Meseleye; kim ve kimler nasıl bakıyor diye!

***

Türkiye,

Çok ciddi bir zaman tüneli içerisinde bulunuyor.

Özellikle;

Kendi iç dünyasında, “birliğe, kardeşliği ve bütünlüğü” ihtiyacı var.

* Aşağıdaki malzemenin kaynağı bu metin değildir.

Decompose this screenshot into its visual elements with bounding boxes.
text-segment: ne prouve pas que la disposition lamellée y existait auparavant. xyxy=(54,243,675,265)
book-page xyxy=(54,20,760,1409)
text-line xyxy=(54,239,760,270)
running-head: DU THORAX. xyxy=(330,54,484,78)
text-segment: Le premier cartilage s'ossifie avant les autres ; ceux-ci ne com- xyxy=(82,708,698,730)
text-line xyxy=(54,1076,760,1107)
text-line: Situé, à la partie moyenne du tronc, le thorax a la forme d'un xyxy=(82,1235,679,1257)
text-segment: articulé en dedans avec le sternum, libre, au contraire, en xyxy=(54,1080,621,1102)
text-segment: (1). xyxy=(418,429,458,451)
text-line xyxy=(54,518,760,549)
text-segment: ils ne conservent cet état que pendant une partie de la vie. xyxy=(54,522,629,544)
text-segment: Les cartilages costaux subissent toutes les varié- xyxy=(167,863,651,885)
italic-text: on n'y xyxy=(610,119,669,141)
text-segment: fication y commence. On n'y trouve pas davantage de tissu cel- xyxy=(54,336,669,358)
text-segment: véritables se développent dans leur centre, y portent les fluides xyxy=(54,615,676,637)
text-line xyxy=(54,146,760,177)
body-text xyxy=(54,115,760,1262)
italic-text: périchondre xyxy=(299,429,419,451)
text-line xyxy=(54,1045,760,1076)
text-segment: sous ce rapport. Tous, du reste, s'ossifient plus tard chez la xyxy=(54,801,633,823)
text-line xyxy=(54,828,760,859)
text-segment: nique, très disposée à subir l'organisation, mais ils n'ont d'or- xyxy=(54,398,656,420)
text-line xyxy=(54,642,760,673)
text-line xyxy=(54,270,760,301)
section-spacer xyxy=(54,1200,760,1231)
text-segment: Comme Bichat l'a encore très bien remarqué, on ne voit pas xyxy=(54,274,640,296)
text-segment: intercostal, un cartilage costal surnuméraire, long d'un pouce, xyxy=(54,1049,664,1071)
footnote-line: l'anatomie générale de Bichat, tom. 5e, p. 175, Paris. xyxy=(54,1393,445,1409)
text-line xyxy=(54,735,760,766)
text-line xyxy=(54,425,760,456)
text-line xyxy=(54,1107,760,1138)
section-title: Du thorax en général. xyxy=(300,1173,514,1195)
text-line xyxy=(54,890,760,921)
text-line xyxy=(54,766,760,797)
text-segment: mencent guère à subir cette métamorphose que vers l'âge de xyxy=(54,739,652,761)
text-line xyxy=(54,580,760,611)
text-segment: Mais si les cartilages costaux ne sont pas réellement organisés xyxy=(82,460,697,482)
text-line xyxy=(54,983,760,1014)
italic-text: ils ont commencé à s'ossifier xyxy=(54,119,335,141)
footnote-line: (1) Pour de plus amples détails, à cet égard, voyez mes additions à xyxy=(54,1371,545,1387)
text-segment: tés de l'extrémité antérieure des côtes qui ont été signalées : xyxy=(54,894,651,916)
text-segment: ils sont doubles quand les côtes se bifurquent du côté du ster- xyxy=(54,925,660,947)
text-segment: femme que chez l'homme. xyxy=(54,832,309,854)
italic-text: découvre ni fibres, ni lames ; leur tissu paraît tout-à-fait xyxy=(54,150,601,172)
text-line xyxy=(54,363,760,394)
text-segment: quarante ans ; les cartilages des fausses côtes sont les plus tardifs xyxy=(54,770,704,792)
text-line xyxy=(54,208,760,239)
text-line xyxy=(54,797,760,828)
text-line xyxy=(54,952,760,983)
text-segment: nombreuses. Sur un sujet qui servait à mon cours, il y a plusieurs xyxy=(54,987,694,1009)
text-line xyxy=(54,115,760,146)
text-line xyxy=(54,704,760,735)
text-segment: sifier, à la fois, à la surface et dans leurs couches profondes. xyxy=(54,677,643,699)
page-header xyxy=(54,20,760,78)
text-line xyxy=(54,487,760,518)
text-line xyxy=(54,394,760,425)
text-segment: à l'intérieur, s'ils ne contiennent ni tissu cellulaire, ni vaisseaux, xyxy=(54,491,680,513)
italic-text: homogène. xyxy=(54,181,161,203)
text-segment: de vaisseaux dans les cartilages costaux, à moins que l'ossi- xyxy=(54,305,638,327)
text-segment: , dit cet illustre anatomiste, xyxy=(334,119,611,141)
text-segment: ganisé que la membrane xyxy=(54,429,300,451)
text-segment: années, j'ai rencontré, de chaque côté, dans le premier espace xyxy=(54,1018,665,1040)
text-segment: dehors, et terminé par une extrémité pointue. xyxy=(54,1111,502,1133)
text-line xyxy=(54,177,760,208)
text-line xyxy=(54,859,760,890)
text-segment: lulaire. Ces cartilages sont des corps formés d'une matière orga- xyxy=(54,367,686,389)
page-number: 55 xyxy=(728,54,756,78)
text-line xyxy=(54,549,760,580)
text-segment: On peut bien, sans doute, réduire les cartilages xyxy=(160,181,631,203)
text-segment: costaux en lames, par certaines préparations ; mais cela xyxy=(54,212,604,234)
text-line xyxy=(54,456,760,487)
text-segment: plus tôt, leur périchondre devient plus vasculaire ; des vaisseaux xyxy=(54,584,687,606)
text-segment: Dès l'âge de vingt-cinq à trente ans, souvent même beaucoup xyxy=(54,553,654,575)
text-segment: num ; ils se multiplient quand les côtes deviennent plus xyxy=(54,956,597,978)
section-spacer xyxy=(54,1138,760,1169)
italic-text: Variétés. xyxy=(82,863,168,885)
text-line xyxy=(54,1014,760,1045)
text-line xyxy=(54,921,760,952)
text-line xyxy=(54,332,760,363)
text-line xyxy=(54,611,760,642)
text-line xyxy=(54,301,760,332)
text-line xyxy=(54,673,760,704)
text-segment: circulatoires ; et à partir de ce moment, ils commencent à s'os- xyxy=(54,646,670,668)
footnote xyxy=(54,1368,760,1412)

İşte bu acil ihtiyaç da; “Kürt meselenin” çözümüyle, sağlanabilinir.

Onun için;

Çok ama çok ivedi bir şekilde, “diyalog” koridorları açılmalı.

Herkes ama herkes.

***

Başbakan Erdoğan,

CHP Lideri Kılıçdaroğlu,

MHP Lideri Bahçeli

Ve BDP Genel Başkanı Demirtaş...

Özellikle, “siyasi” aktör ve liderler.

Ne koltuk,

Ne oy ne de kısa vadeli “istikbal” hesabına girmeden.

Toplumsal,

Ülke ve millet menfaatine, gerekirse “koltuğu ve iktidarı” bırakarak; “çözüm” yoluna girmelidir.

***

Aksi takdirde bu duyarsızlık;

Hem sizi

Hem toplumu,

Hem de bizleri önü alınamaz bir alevin içine sokar ki.

Bilesiniz ki;

O zaman hepimiz birlikte yanarız.

Kurtaranımız da olmaz!

Çünkü

Üstadın ifadesiyle hal-i pür melalimizin bulunduğu tünel, böyle gösteriyor.